The Amended Credit Agreement contained certain restrictions on the conduct of our business,
including, among other things restrictions, generally, on:
incurring debt;
disposing of certain assets;
making investments;
exceeding certain agreed upon capital expenditures;
creating or suffering liens;
completing certain mergers;
consolidations and sales of assets and, with permitted exceptions, acquisitions;
declaring dividends;
redeeming or prepaying other debt; and
certain transactions with affiliates.
The Amended Credit Agreement also included financial covenants that required us to maintain
certain leverage and fixed charge ratios and a minimum net worth.
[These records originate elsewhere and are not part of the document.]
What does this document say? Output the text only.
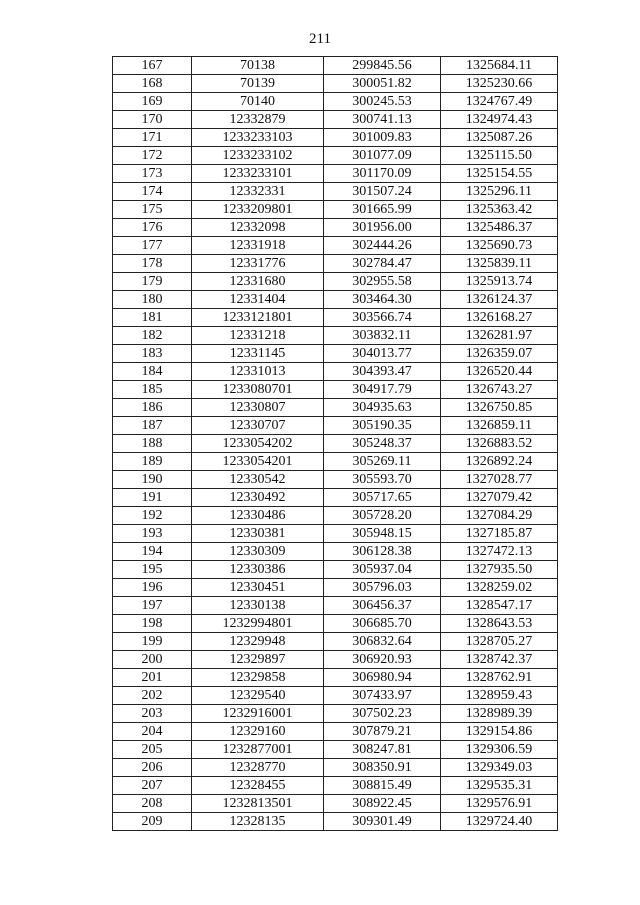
211
167	70138	299845.56	1325684.11
168	70139	300051.82	1325230.66
169	70140	300245.53	1324767.49
170	12332879	300741.13	1324974.43
171	1233233103	301009.83	1325087.26
172	1233233102	301077.09	1325115.50
173	1233233101	301170.09	1325154.55
174	12332331	301507.24	1325296.11
175	1233209801	301665.99	1325363.42
176	12332098	301956.00	1325486.37
177	12331918	302444.26	1325690.73
178	12331776	302784.47	1325839.11
179	12331680	302955.58	1325913.74
180	12331404	303464.30	1326124.37
181	1233121801	303566.74	1326168.27
182	12331218	303832.11	1326281.97
183	12331145	304013.77	1326359.07
184	12331013	304393.47	1326520.44
185	1233080701	304917.79	1326743.27
186	12330807	304935.63	1326750.85
187	12330707	305190.35	1326859.11
188	1233054202	305248.37	1326883.52
189	1233054201	305269.11	1326892.24
190	12330542	305593.70	1327028.77
191	12330492	305717.65	1327079.42
192	12330486	305728.20	1327084.29
193	12330381	305948.15	1327185.87
194	12330309	306128.38	1327472.13
195	12330386	305937.04	1327935.50
196	12330451	305796.03	1328259.02
197	12330138	306456.37	1328547.17
198	1232994801	306685.70	1328643.53
199	12329948	306832.64	1328705.27
200	12329897	306920.93	1328742.37
201	12329858	306980.94	1328762.91
202	12329540	307433.97	1328959.43
203	1232916001	307502.23	1328989.39
204	12329160	307879.21	1329154.86
205	1232877001	308247.81	1329306.59
206	12328770	308350.91	1329349.03
207	12328455	308815.49	1329535.31
208	1232813501	308922.45	1329576.91
209	12328135	309301.49	1329724.40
On May 8, 2003, we issued an additional $30 million of Notes (bringing to a total $180 million of
Notes issued and outstanding, including the 2002 issuance discussed below). The net proceeds of the
offering were used to reduce the outstanding revolver balances under our senior credit facility. The
Notes were issued at a price of 106.5% of face value and we received approximately $32.0 million in
gross proceeds from the issuance. As a result of an exchange offer completed on December 2, 2003, all
of the Notes are governed by an indenture, dated as of April 24, 2002, as supplemented (“April 2002
Indenture”). Significant terms of the Notes and the April 2002 Indenture are discussed under “2002
Activity.”
On May 6, 2003, we entered into a $30 million interest rate swap (“New Swap”) to receive a fixed
rate of interest and pay a variable rate of interest based upon LIBOR. The New Swap is a swap against
our Notes.
During the fourth quarter of 2003, we recorded a non-cash restricted stock charge of approximately
$21.8 million related to the lapsing of restrictions over all the restricted stock issuances to three of our
executive officers, discussed immediately below and in “2002 Activity” also below. We received a tax
deduction for this non-cash restricted stock charge.